Fig. 4. Engineering the regioselectivity of AmAT7-3 and the regioselective mechanism of its mutants.

a Amino acids within 5 Å of 1 in the active pocket. b Mutant library of AmAT7-3 and the ratio of 1a/1b/1c produced different mutants. c UHPLC/MS chromatograms of the reaction samples catalyzed by AmAT7-3 and its mutants. d Mutants with specific C3′-OH or C4′-OH acetylation activities. e Superposition between the QM/MM-optimized reactant complex of AmAT7-3_A310G (cyan) and that of the wild-type (from conformation-1, gray). f Superposition between the QM/MM-optimized reactant complex of AmAT7-3_A310W (cyan) and that of the wild-type (from conformation-1, gray). g QM/MM-calculated energy profile (in kcal/mol) for AmAT7-3_A310G/W/1/Ac-CoA. AsIV, astragaloside IV (1). h Sequence alignment for AmAT7-3 and other flavonoid or saponin acetyltransferases. i Location of YFGN and AADAG motifs in the β10 barrel of AmAT7-3. RC reactant complex, TS1 transition state 1, IM1 intermediate 1.

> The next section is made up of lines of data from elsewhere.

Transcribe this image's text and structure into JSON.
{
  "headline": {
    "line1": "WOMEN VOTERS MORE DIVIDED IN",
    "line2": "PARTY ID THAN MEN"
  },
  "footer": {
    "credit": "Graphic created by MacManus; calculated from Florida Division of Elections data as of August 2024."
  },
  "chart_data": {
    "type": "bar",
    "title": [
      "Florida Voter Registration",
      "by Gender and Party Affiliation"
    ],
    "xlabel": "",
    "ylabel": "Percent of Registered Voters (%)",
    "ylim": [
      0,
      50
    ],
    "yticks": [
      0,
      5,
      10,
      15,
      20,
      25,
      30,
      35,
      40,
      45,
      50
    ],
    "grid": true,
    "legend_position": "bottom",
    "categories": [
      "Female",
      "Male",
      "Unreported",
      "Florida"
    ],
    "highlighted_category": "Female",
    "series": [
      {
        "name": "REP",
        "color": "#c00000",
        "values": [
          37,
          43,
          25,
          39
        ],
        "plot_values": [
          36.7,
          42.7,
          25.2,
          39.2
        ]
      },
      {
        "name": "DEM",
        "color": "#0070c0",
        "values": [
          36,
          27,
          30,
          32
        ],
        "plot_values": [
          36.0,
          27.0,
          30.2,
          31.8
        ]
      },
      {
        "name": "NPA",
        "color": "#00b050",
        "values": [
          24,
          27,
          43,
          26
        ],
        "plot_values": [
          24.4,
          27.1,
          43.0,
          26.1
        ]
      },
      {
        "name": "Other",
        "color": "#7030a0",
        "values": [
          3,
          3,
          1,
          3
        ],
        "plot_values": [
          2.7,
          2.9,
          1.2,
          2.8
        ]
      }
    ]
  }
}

Fig. 5. Acetylation of medicinally important saponins using AmAT7-3 and its mutants.

a Structures and bioactivities of compounds 1-8. b Acetylated reaction of 6 catalyzed by AmAT7-3 or by chemical reagents. PPT protopanaxatriol, a/b/c indicated mono-/di-/try-acetylated products. c Conversion rates of acetylated products catalyzed by AmAT7-3. O: identified by comparing with the standards; #: prepared and identified by NMR; *: compounds which were not reported previously. d Conversion rates of acetylated products catalyzed by AmAT7-3_A310G and AmAT7-3_A310W.